Bu döneme yol açan nedir peki? Pek çok etken söz konusu. Bir kere değişimi ve bedensel düşüşü, kişisel güçsüzlüğü ve önemsizliği, kişinin gücü ve enerjisi azalırken gittikçe aldırışsızlaşan, müşkülpesentleşen ve acımasızlaşan dünyayı fark etmek var. Sonra şarlatan, ihtiyar sahtekârın teki olma hissini doğuran inanç kaybı geliyor. Ve elbette ölümün, hiç yaşamamış gibi çarçabuk unutulacak olmanın kesinliği… Ama muhtemelen bunların en önemlisi potansiyelin ölümü, gelecek vaat etmenin son buluşudur. Sürekli beklenti içinde, daima bir şeylerin olacağı, bir davetin veya bir fırsatın çıkacağı ve o zaman öne çıkıp kaderimize erişeceğimiz ve nihayet gerçek kendimiz olacağımız inancıyla yaşarız. Ama orta yaşlar hiçbir şeyin olmayacağının iç karartıcı kavrayışını getirir. Büyülü kurtuluş falan gerçekleşmeyecektir. Sahiden hepi topu bu kadardır. Daha beteri, hepi topu bu kadar dediğimiz de azalacaktır…

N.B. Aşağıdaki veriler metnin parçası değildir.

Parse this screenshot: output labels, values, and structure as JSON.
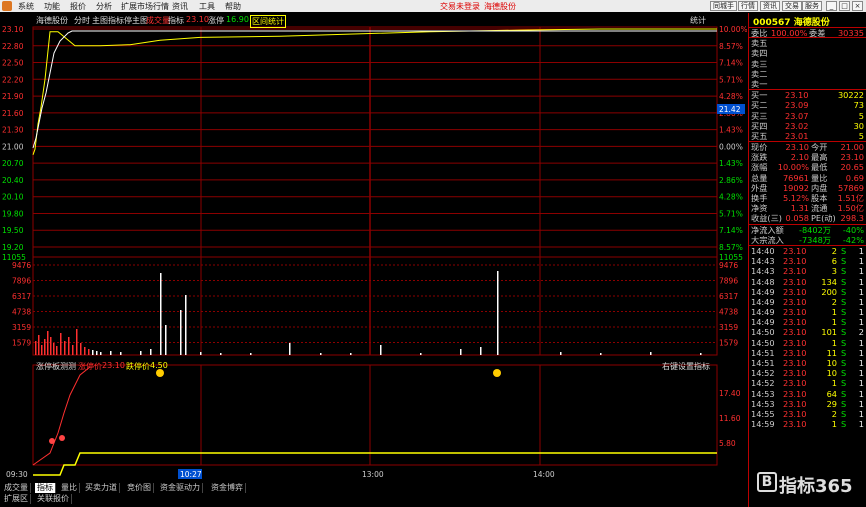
{
  "menu": {
    "items": [
      "系统",
      "功能",
      "报价",
      "分析",
      "扩展市场行情",
      "资讯",
      "工具",
      "帮助"
    ],
    "stock_tag_left": "交易未登录",
    "stock_tag_right": "海德股份",
    "right_buttons": [
      "同城手",
      "行情",
      "资讯",
      "交易",
      "服务"
    ],
    "window_buttons": [
      "_",
      "□",
      "×"
    ]
  },
  "chart_header": {
    "name": "海德股份",
    "mode": "分时",
    "indicators": "主图指标停主图",
    "avg_label": "成交量",
    "price_label": "指标",
    "price_value": "23.10",
    "change_label": "涨停",
    "change_value": "16.90",
    "zone_label": "区间统计",
    "stats_label": "统计"
  },
  "price_axis_left": [
    "23.10",
    "22.80",
    "22.50",
    "22.20",
    "21.90",
    "21.60",
    "21.30",
    "21.00",
    "20.70",
    "20.40",
    "20.10",
    "19.80",
    "19.50",
    "19.20"
  ],
  "pct_axis_right": [
    "10.00%",
    "8.57%",
    "7.14%",
    "5.71%",
    "4.28%",
    "2.86%",
    "1.43%",
    "0.00%",
    "1.43%",
    "2.86%",
    "4.28%",
    "5.71%",
    "7.14%",
    "8.57%"
  ],
  "axis_bottom_price": "11055",
  "cursor_price": "21.42",
  "volume_axis": [
    "9476",
    "7896",
    "6317",
    "4738",
    "3159",
    "1579"
  ],
  "indicator_panel": {
    "name": "涨停板测测",
    "label1": "涨停价",
    "value1": "23.10",
    "label2": "跌停价",
    "value2": "4.50",
    "right_note": "右键设置指标",
    "axis": [
      "17.40",
      "11.60",
      "5.80"
    ]
  },
  "time_axis": [
    "09:30",
    "10:27",
    "13:00",
    "14:00"
  ],
  "chart_data": {
    "type": "line",
    "title": "",
    "x": [
      "09:30",
      "09:33",
      "09:36",
      "09:39",
      "09:42",
      "09:45",
      "09:50",
      "10:00",
      "10:10",
      "10:20",
      "10:30",
      "11:00",
      "11:30",
      "13:00",
      "13:30",
      "14:00",
      "14:30",
      "15:00"
    ],
    "series": [
      {
        "values": [
          20.85,
          20.95,
          21.4,
          21.7,
          22.2,
          23.05,
          23.05,
          22.8,
          22.8,
          22.82,
          22.9,
          22.95,
          22.97,
          23.02,
          23.05,
          23.08,
          23.1,
          23.1
        ]
      }
    ],
    "ylim": [
      19.2,
      23.1
    ],
    "grid": true
  },
  "quote": {
    "code": "000567",
    "name": "海德股份",
    "weibi_label": "委比",
    "weibi_value": "100.00%",
    "weicha_label": "委差",
    "weicha_value": "30335",
    "sell": [
      {
        "label": "卖五",
        "price": "",
        "vol": ""
      },
      {
        "label": "卖四",
        "price": "",
        "vol": ""
      },
      {
        "label": "卖三",
        "price": "",
        "vol": ""
      },
      {
        "label": "卖二",
        "price": "",
        "vol": ""
      },
      {
        "label": "卖一",
        "price": "",
        "vol": ""
      }
    ],
    "buy": [
      {
        "label": "买一",
        "price": "23.10",
        "vol": "30222"
      },
      {
        "label": "买二",
        "price": "23.09",
        "vol": "73"
      },
      {
        "label": "买三",
        "price": "23.07",
        "vol": "5"
      },
      {
        "label": "买四",
        "price": "23.02",
        "vol": "30"
      },
      {
        "label": "买五",
        "price": "23.01",
        "vol": "5"
      }
    ],
    "stats": [
      {
        "l1": "现价",
        "v1": "23.10",
        "l2": "今开",
        "v2": "21.00"
      },
      {
        "l1": "涨跌",
        "v1": "2.10",
        "l2": "最高",
        "v2": "23.10"
      },
      {
        "l1": "涨幅",
        "v1": "10.00%",
        "l2": "最低",
        "v2": "20.65"
      },
      {
        "l1": "总量",
        "v1": "76961",
        "l2": "量比",
        "v2": "0.69"
      },
      {
        "l1": "外盘",
        "v1": "19092",
        "l2": "内盘",
        "v2": "57869"
      },
      {
        "l1": "换手",
        "v1": "5.12%",
        "l2": "股本",
        "v2": "1.51亿"
      },
      {
        "l1": "净资",
        "v1": "1.31",
        "l2": "流通",
        "v2": "1.50亿"
      },
      {
        "l1": "收益(三)",
        "v1": "0.058",
        "l2": "PE(动)",
        "v2": "298.3"
      }
    ],
    "flow": [
      {
        "label": "净流入额",
        "value": "-8402万",
        "pct": "-40%"
      },
      {
        "label": "大宗流入",
        "value": "-7348万",
        "pct": "-42%"
      }
    ],
    "ticks": [
      {
        "t": "14:40",
        "p": "23.10",
        "v": "2",
        "s": "S",
        "n": "1"
      },
      {
        "t": "14:43",
        "p": "23.10",
        "v": "6",
        "s": "S",
        "n": "1"
      },
      {
        "t": "14:43",
        "p": "23.10",
        "v": "3",
        "s": "S",
        "n": "1"
      },
      {
        "t": "14:48",
        "p": "23.10",
        "v": "134",
        "s": "S",
        "n": "1"
      },
      {
        "t": "14:49",
        "p": "23.10",
        "v": "200",
        "s": "S",
        "n": "1"
      },
      {
        "t": "14:49",
        "p": "23.10",
        "v": "2",
        "s": "S",
        "n": "1"
      },
      {
        "t": "14:49",
        "p": "23.10",
        "v": "1",
        "s": "S",
        "n": "1"
      },
      {
        "t": "14:49",
        "p": "23.10",
        "v": "1",
        "s": "S",
        "n": "1"
      },
      {
        "t": "14:50",
        "p": "23.10",
        "v": "101",
        "s": "S",
        "n": "2"
      },
      {
        "t": "14:50",
        "p": "23.10",
        "v": "1",
        "s": "S",
        "n": "1"
      },
      {
        "t": "14:51",
        "p": "23.10",
        "v": "11",
        "s": "S",
        "n": "1"
      },
      {
        "t": "14:51",
        "p": "23.10",
        "v": "10",
        "s": "S",
        "n": "1"
      },
      {
        "t": "14:52",
        "p": "23.10",
        "v": "10",
        "s": "S",
        "n": "1"
      },
      {
        "t": "14:52",
        "p": "23.10",
        "v": "1",
        "s": "S",
        "n": "1"
      },
      {
        "t": "14:53",
        "p": "23.10",
        "v": "64",
        "s": "S",
        "n": "1"
      },
      {
        "t": "14:53",
        "p": "23.10",
        "v": "29",
        "s": "S",
        "n": "1"
      },
      {
        "t": "14:55",
        "p": "23.10",
        "v": "2",
        "s": "S",
        "n": "1"
      },
      {
        "t": "14:59",
        "p": "23.10",
        "v": "1",
        "s": "S",
        "n": "1"
      }
    ]
  },
  "tabs_row1": [
    "成交量",
    "指标",
    "量比",
    "买卖力道",
    "竞价图",
    "资金驱动力",
    "资金博弈"
  ],
  "tabs_row2": [
    "扩展区",
    "关联报价"
  ],
  "right_tabs": [
    "笔",
    "价",
    "细",
    "势",
    "联",
    "值",
    "主",
    "筹"
  ],
  "watermark": "指标365",
  "colors": {
    "price_line": "#ffffff",
    "avg_line": "#ffff00",
    "grid": "#8b0000",
    "up": "#ff3030",
    "down": "#00e000"
  }
}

Kısacası bu böcekler sessizce ve görünmeden ama dur durak bilmeden, günün birinde aniden çöküp un ufak olana dek güveni yer, kemirirler. Korkuların en beteri, panik ve depresyonun kalıcılaşacağı hatta belki şiddetleneceğidir. Ama çoğu insan bu dönemi atlatır ve geri dönüp baktığında şaşar. Bugün baktığımda o dönemi bir tür geçiş töreni gibi görüyorum. Ergenlerin yetişkinliğe geçişlerindeki gibi, bu dönemin de yetişkinleri yaşlanma ve ölüm safhalarına geçirdiğini düşünüyorum. Bu dönem, Attar’ın şiirindeki kuşların, sonunda Simurg’un kendileri olduğunu bulabilmek için aşmaları gereken son vadi, Yoksunluk ve Hiçlik Vadisi’dir…

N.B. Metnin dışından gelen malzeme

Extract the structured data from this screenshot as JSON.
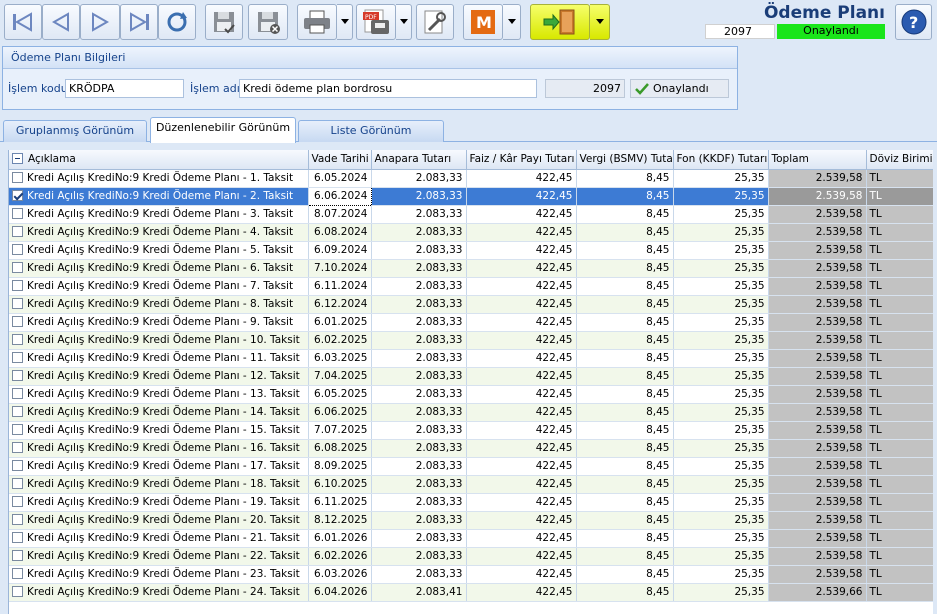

Ödülüyse, bitişinden sonra her şeyin aydınlanıvermesidir. Varsayılan mizacın, korunma noktasının grafiği bir U-eğrisidir; gençliğin coşkun ruh hali orta yaşlara doğru alçalan bir eğri çizer, ardından şaşırtıcı bir hareketle, ilk yüksekliğine doğru tırmanır. Evlilikte tatmin eğrisi de aynı şekli çizer; orta yaşlarda düşer ama çift birlikteliği sürdürebilirse ilerleyen yıllarda yükselir. Hatta bellek bile bu eğriyi izler. Yetmişliklerin gençlik anıları yoğundur; orta yaşlarını zar zor hatırlarlar ve yakın geçmişe yönelik anıları yine güçlüdür. Yapılan tüm araştırmalarda orta yaşların külüstürlüğünde hemfikirlik görülmektedir. Dünya Sağlık Örgütü’ne göre depresyon “orta yaştaki insanlar için şimdiden birincil tek yetersizlik nedeni haline gelmiştir.” Hatta orta yaşlılarda intihar oranlarının arttığına dair kanıtlar bile mevcuttur. ABD’de 1999 ile 2004 yılları arasında gençlerde intihar oranları aynı kalırken, 45 ile 54 yaş arası insanlarda oran yüzde 25 artmış, daha sonraki yaş gruplarındaysa ortalama yüzde 10’luk düşüş göstermiştir. Mizaç eğrisinin U-şekli gittikçe daha belirginleşir görünmektedir. Ama en azından haberler iyi: Kendini asmak yerine dayananlar için işler daha iyiye gidebilmektedir.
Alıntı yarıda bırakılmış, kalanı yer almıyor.